Roe jumped into Normandy with Easy Company on 6 June 1944 as part of Operation Overlord and grouped with the company at Ste. Mere Eglise. By the time they went into Carentan, Eugene Roe was already a seasoned veteran, able to patch and diagnose wounds in a methodical way.
After Normandy, he and the Division headed to Holland on 17 September as part of Operation Market Garden. He was wounded in the leg that day and returned to the Company a few days later.
Sometime around 1 October, Roe helped evacuate “Moose” Heyliger after being hit by friendly fire, and then reprimanded Capt. Winters and Lt. Welsh for accidentally over administering morphine to Heyliger.

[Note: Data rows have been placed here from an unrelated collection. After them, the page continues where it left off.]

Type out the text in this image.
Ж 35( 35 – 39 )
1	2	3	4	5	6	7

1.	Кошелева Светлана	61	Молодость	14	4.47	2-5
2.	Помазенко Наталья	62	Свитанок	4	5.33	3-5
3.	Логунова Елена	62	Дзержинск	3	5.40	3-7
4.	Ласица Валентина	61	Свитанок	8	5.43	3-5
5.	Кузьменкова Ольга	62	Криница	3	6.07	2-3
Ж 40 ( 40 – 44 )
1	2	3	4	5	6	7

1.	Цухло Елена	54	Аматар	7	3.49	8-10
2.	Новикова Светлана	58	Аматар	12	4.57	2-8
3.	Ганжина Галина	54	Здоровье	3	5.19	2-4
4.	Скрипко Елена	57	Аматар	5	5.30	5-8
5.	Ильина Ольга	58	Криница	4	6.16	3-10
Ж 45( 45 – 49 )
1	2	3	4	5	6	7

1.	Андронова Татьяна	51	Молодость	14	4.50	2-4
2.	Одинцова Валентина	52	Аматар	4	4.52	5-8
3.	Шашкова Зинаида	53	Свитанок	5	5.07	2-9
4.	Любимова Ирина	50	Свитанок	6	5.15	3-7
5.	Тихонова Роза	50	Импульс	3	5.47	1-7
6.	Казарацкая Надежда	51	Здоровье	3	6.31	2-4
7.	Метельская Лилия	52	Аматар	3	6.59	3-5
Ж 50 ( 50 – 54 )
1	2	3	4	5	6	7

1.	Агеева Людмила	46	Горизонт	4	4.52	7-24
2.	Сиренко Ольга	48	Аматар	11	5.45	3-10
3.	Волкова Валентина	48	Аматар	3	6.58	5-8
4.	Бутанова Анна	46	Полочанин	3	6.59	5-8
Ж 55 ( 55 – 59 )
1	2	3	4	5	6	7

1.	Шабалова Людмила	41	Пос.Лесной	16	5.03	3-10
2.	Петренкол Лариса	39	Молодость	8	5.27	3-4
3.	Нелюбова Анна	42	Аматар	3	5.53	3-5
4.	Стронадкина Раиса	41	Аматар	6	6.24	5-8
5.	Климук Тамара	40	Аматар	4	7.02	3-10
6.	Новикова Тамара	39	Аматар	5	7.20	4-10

The Company left Holland on 26 November and headed to the village of Bastogne at the Ardennes Forest in Belgium as part of the Battle of the Bulge, which occurred on 17 December. There, casualties were mounting at a rapid rate and Eugene Roe began running out of supplies. PFC. Alex Penkala was wounded in the arm and Pvt. Wayne Sisk was wounded by mortar fire; Roe evacuated them both to a hospital in Bastogne. Allied supplies were low in Bastogne and Roe had to go from man to man to get more supplies. In the extreme cold weather, he had to tuck plasma bottles into his armpits to keep them from freezing.
After Bastogne, Roe helped with the occupation of Germany and treated the prisoners of a concentration camp they found in Landsberg.